Does the Bitcoin price correlate with the grayscale unlock date?
It was GBTC shares that were bought by investors at a premium of around 40% in December 2020. That month, the Grayscale Bitcoin Trust posted attractive cash flow of $ 2 billion, Panigirtzoglou said, followed by $ 1.7 billion in January.
That means shares worth around 140,000 bitcoins will be unlocked by the end of July, around 139,000 bitcoins were issued between mid-April and mid-June, a period that also coincides with the BTC / BTC crash $ 28,800.
Lyn Alden, founder of Lyn Alden Investment Strategy, notes a correlation between the spot crash in Bitcoin price and Grayscale’s GBTC unlock time, noting that the same can happen when multiple stocks are traded.
Alden suggests that the correlation indicates a slowdown in Grayscale’s “neutral arbitrage”.
In arbitrage, institutional investors (such as hedge funds) borrow bitcoin to buy GBTC stocks. After the lock-up period, these investors will then sell GBTC shares to retail investors on the secondary market, usually for a fee. Then they return the borrowed bitcoin to their lender and pocket the difference.

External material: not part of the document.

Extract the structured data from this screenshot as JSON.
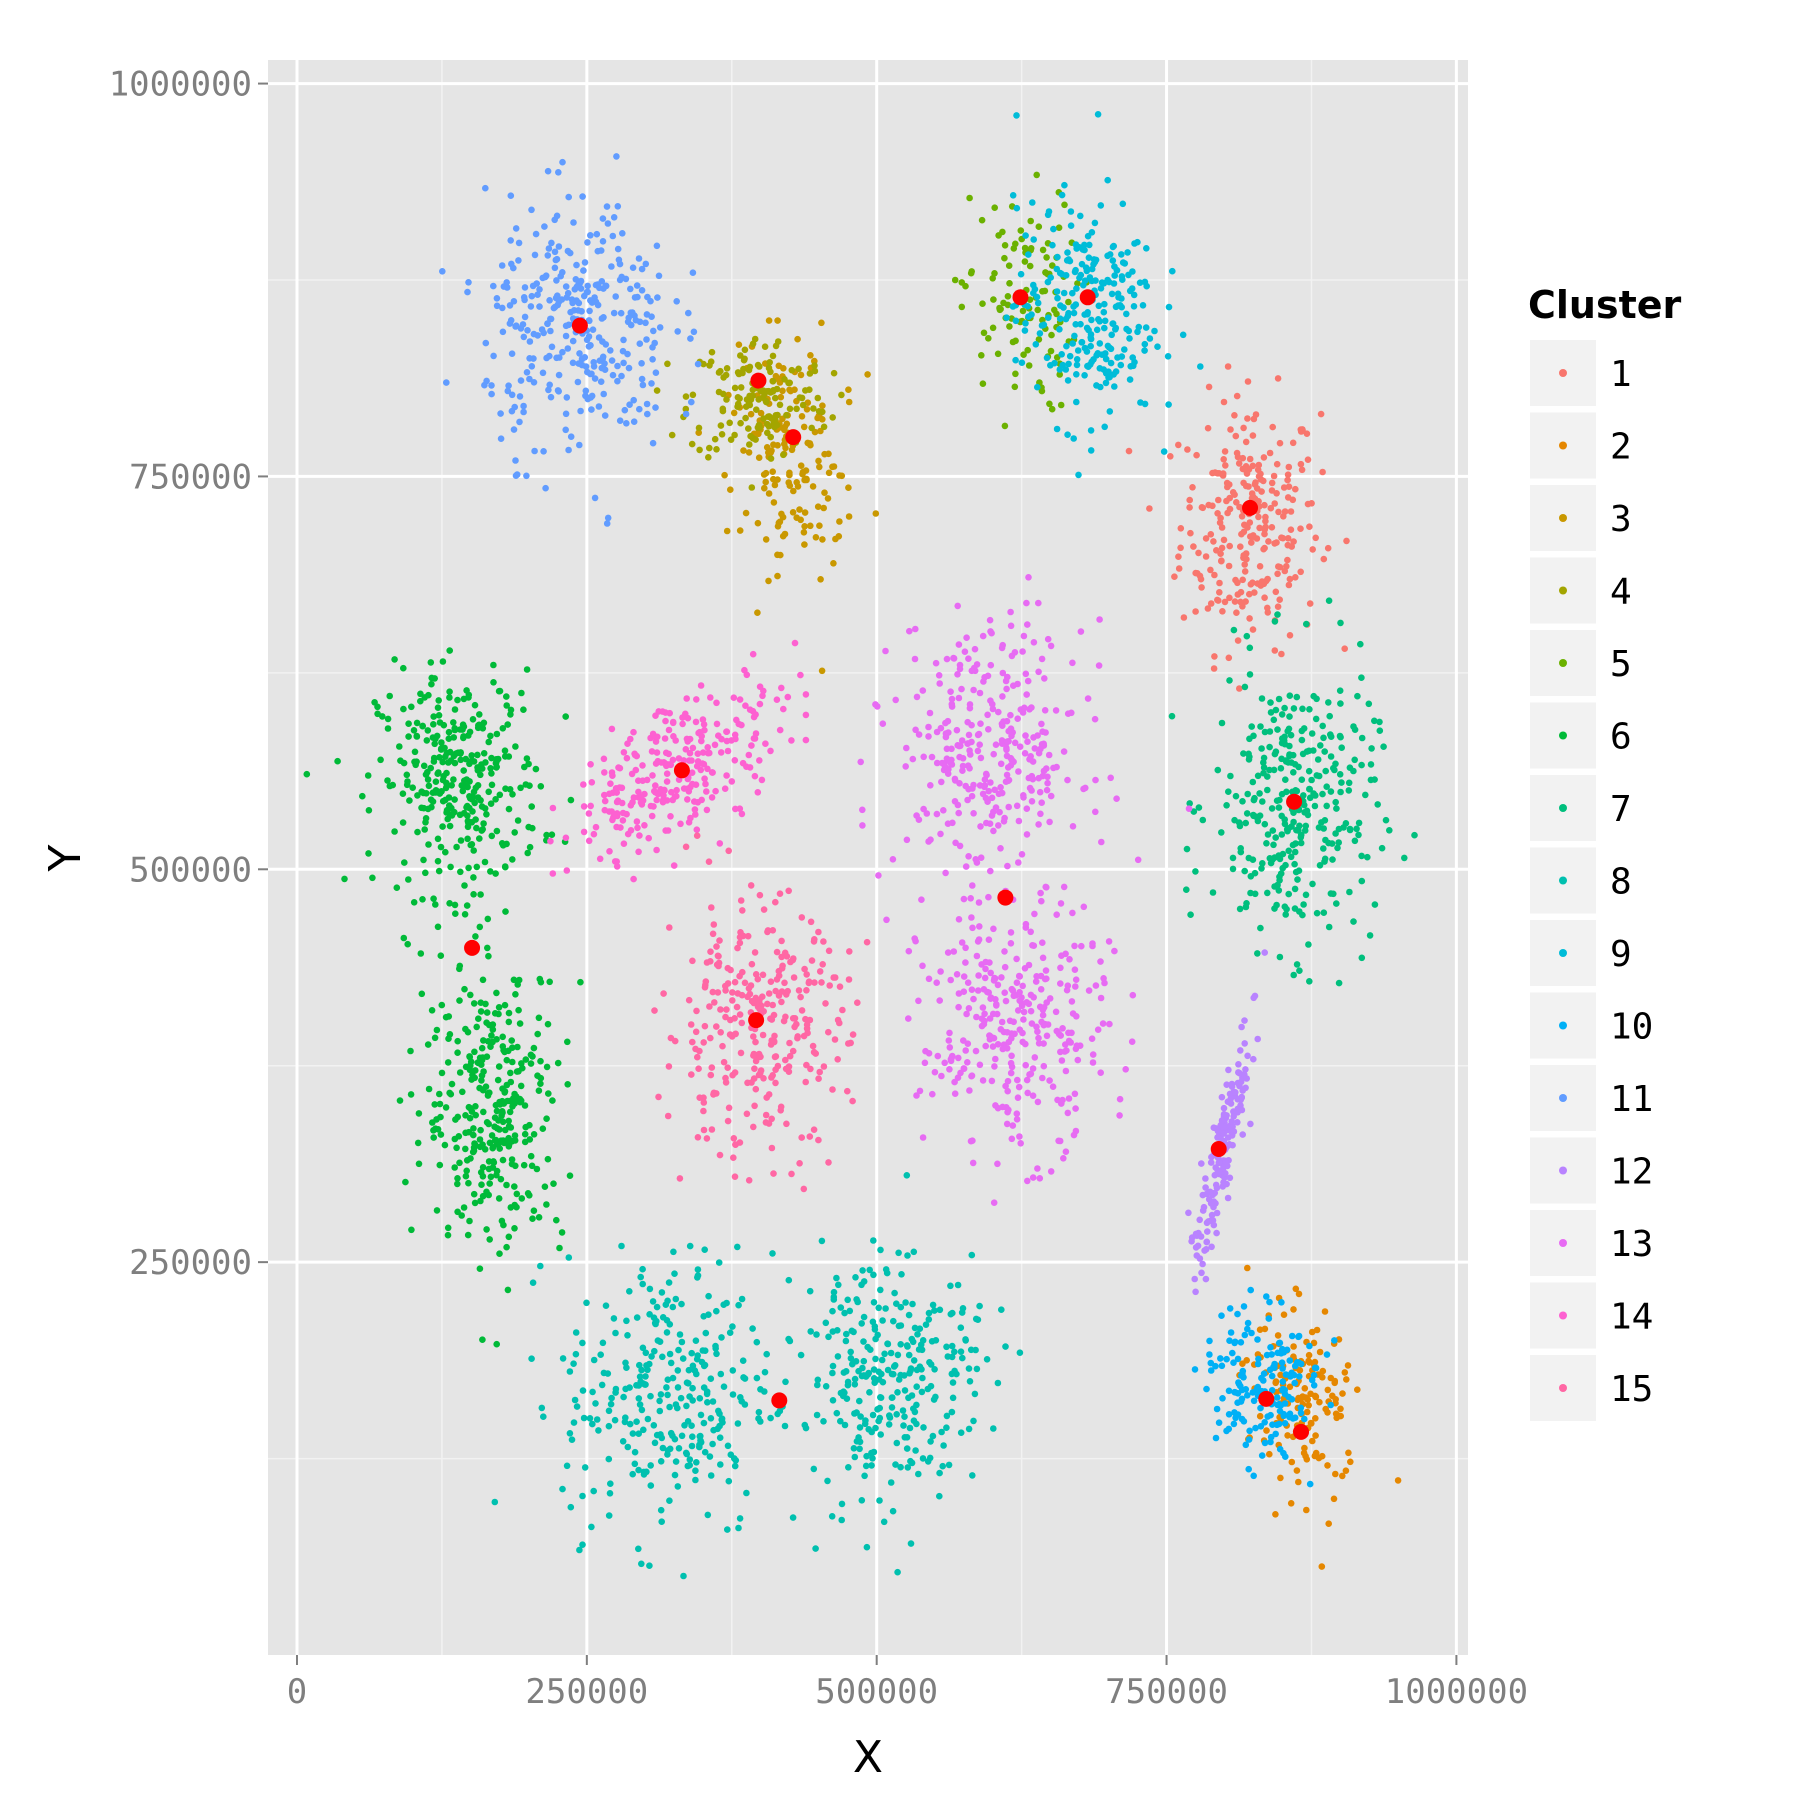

“Part of the spike in the second half of 2020 is due to neutral, grayscale arbitrage trading, which is attracting tons of Bitcoin,” Alden tweeted late Monday, adding:
“As ETFs and other new ways to access Bitcoin make GBTC less unique, the premium disappears, so the neutral Arb transaction disappears.”
However, according to ExoAlpha’s David Lifchitz, the arbitrage strategy may have contributed to, but not caused, Bitcoin’s price decline.
The Investment Director noted that the GBTC arbitrage strategy really is for the big-budget investor. That’s because they have to hold a short-term bitcoin position during the GBTC lockdown – risking the overtime cost of making up for the price difference that caused the price difference.
“And for the simple buyers of GBTC stock at a discount on BTC who are not shorting BTC, their profit depends on the price they bought GBTC at: if they bought $ 40,000 to $ 60,000, they’ll turn red today be… and may not want to sell and take losses just yet, ”he told Cointelegraph.
Michael Sonnenshein, CEO of Grayscale, told Barron’s that investors are buying GBTC stock with medium to long-term prospects. As a result, they may not want to sell their holdings as soon as they are unlocked.
Sunshine added:
“I often say that investors will definitely think about where the price of a stock is in relation to net worth or relative to Bitcoin before they even think about raising liquidity.”